Deixem os miúdos divertir-se
Estamos a pouco mais de uma semana de arrancar o novo ano letivo, o terceiro em pandemia. O que significa que há crianças que estão a esgotar o pré-escolar sem nunca terem visto mais do que os olhos das educadoras – saberão exprimir-se, sorrir, reconhecer expressões faciais básicas e reagir-lhes, mimá-las? Que há miúdos que aprenderam a ler e a fazer contas – aprenderam mesmo? – sem terem estado mais do que um mês na mesma sala com os colegas e os professores, sem terem alguma vez brincado fora das bolhas desenhadas no recreio da escola, sem terem partilhado uma sanduíche com os amiguinhos. Se é que os conseguiram fazer à distância. Que há adolescentes que estão a escolher o que vão fazer na vida sem alguma vez terem trocado um beijo ou dançado numa discoteca ou andado à bulha por uma qualquer razão idiota. Que há universitários que pouco mais conhecem da faculdade do que as carteiras onde fizeram exames. Nunca puseram um pé no bar da universidade, nunca se baldaram a uma aula, raros amigos fizeram, nunca ficaram horas a discutir assuntos que sentem ser de vida ou morte – mesmo que sejam tão simples e inconsequentes como escolher o sítio de um jantar de turma. Que provavelmente também nunca tiveram, apesar de estarem a entrar para o último ano da licenciatura.
Mais de 20 anos depois de deixarmos esses tempos, pode parecer longínquo e pouco importante o que eles estão a viver. Que importa que os putos não possam ir para os copos quando há uma pandemia? Quem se rala com a boa vida que já não podem fazer? Ainda deviam ficar felizes porque pouco ou nada sofrem com a covid, mesmo que sejam capazes de pegar aos mais velhos, esses sim a correr sérios riscos. É fechá-los em casa e basta!
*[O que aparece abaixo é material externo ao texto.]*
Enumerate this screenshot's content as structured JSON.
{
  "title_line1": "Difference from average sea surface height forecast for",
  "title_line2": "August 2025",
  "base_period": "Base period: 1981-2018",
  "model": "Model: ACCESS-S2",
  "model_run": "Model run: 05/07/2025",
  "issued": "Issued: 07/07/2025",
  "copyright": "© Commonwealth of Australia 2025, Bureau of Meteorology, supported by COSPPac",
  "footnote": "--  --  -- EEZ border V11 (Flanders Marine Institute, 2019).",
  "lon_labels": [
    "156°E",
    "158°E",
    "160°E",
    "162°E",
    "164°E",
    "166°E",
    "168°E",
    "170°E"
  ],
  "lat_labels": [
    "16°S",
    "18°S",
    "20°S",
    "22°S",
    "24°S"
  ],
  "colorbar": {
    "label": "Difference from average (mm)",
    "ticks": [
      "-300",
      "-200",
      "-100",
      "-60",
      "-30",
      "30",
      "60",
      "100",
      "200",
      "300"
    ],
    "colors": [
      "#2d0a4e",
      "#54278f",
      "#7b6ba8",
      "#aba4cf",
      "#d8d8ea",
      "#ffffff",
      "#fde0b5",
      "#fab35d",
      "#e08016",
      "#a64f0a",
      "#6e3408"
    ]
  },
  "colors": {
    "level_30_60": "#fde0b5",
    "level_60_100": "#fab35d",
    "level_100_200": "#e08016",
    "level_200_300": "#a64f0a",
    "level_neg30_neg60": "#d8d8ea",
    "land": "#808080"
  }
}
Pelo menos até estarem vacinados, disseram muitos antes do verão.
Entretanto vieram as vacinas, os miúdos aderiram em massa e mostraram muito mais consciência e espírito de comunidade do que muitos adultos. Mas queremos que eles, mesmo vacinados, continuem em casa, fechados, isolados, remetidos para a triste realidade de saberem que lhes fogem os melhores anos.
Acontece que esses anos e todas essas experiências – mesmo, ou aliás sobretudo, as asneiras, os disparates, os excessos – fazem parte do crescimento, do amadurecimento, do penoso caminho para a idade adulta. Da mesma forma que um bebé aprende a sorrir pelo exemplo, apreende estados de espírito e reações aos seus comportamentos pelo que lê na cara daqueles com quem lida – e um rosto é tanto mais do que os olhos... –, um adolescente percebe que muita coisa lhe faz mal por más experiências, próprias ou de quem lhe é próximo.
No entanto, não só não os deixamos viver como ainda lhes apontamos o dedo quando eles, vacinados e sem terem onde ir, se juntam num jardim ou numa rua da vizinhança para conversar e ouvir música. E sim, levam bebidas de casa – pois se está tudo fechado... Se os miúdos podem – e devem! – ir à escola, porque é que não hão de poder estar juntos e divertir-se? Abram-lhes os bares e as discotecas. Controlem as entradas testando todos os que lá entram, mas deixem-nos viver, experimentar e asnear enquanto têm idade para isso.
Um ano não é muito tempo? É uma eternidade! Agora imagine-se três.